A raucous novel about redemption, forgiveness, and tolerance (or lack thereof). Rachel Flood returns to Quinn, Montana (population 956) to make amends (AA — step 9) to the entire town — all of whom (especially her mother) hate her (and with good reason). She befriends the flamboyant 12-year old boy next door, is forced to join the local softball team (The Flood Girls) who are … not the best, and is coerced into tending her mother’s bar — The Dirty Shame.

The novel is full of outlandish characters — the large, scary, and violent Red Mabel who is also a most loyal friend, Black Mabel the local drug dealer, a bar full of lesbian silver miners, an array of religious characters with varying degrees of religiosity and forbearance, the local AA group (composed of older men from Rachel’s past), and the wildly diverse softball team.
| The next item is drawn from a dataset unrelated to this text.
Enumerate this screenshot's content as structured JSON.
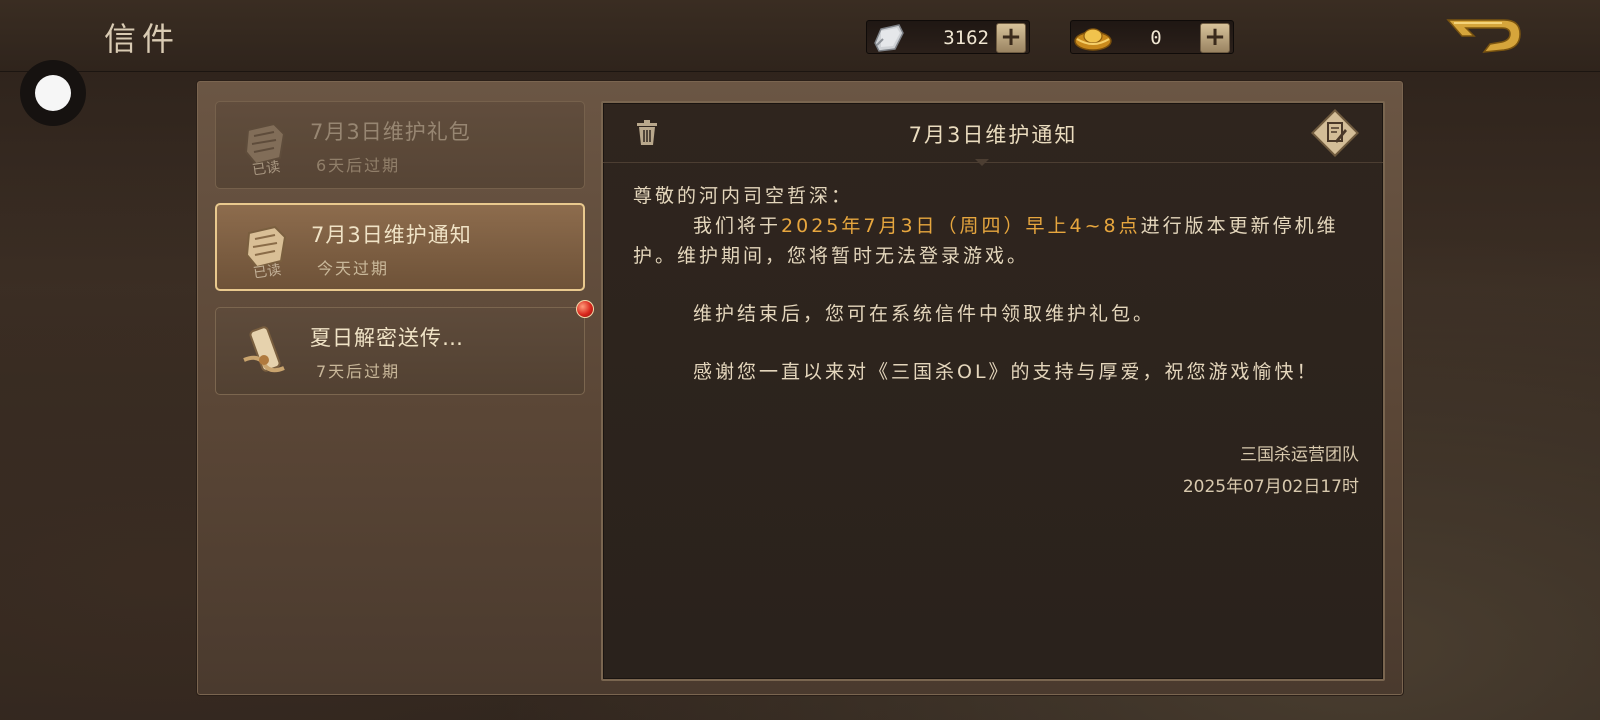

It’s also full of casual violence, stupidity, and intolerance as well as perseverance, kindness, and endurance. The style reminds me of John Irving’s books, with a little of Tom Wolfe’s “equal opportunity sneering” style mixed in. It is a detailed, engrossing, full picture of a (fictional) town, though definitely painted by an outsider looking in (and possibly reinforcing negative stereotypes of rural areas).

Despite the fact that the characters are probably not people I would befriend in real life, I loved them on the page. Now that the book is over, I miss them.